The following is the text of a paper written during a Christian Counseling Education Foundation course I took, Dynamics of Biblical Change. The course has my highest endorsement.

Worriers act as if they might be able to control the uncontrollable. David Powlison, Seeing with New Eyes (Chapter 6)

This sentence struck me because it helps me consider how I can more effectively come alongside these sisters in a way that is productive, effective and gentle. Platitudes about “God is sovereign” are just that. When Jesus asked “Who by worrying can add a single cubit to his height?” He was basically asking what the benefit of worry could be (which I have done many times). But He didn’t stop there. He gave specific things for the worriers to think about to REPLACE the thoughts of worry.

It made me start thinking that throughout the New Testament God is always showing how people turn FROM one thing TO another. They turned from idols to God (1 Thes. 1:9). In Acts 26 Paul says god sent him to the Gentiles so they would turn “FROM darkness TO light and from the power of Satan to God”. In 2 Tim 4:4, evildoers turned FROM the truth TO myths.
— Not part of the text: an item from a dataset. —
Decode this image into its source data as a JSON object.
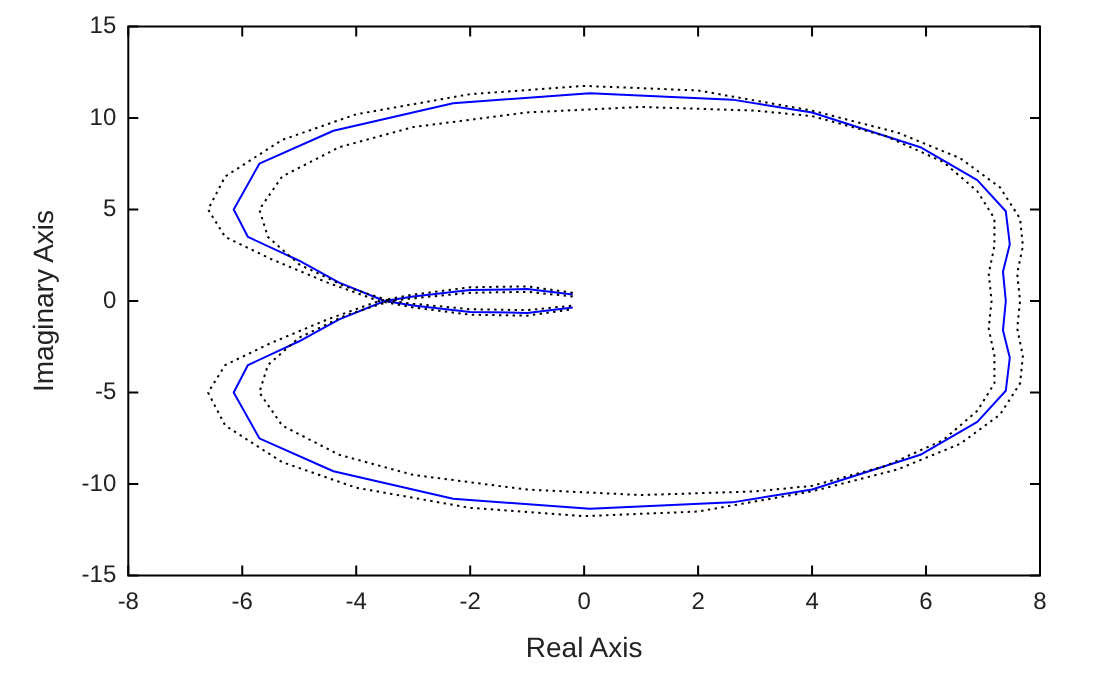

Even in the famously quoted out of context verse 2 Chronicles 7:14, God called Israel to turn FROM their wicked ways TO Him. I could go on but I’m out of space.

The point to me here is that as I counsel worriers it isn’t enough to just chastise them, I have to exalt the glorious alternative to their worry. When I hold up the precious promises of God that directly contradict the root of their worry I can be confident that the Holy Spirit will be at work in them to give victory over their sin of anxiety. This is the plain sense of the “don’t worry verse”, Phil 4:6-7. We should turn from our anxiety to thankfulness. In verse 8 we’re told to replace unworthy anxious thoughts with thoughts of excellent things. The key is to get to the root of the worry and to admonish with the opposite truth.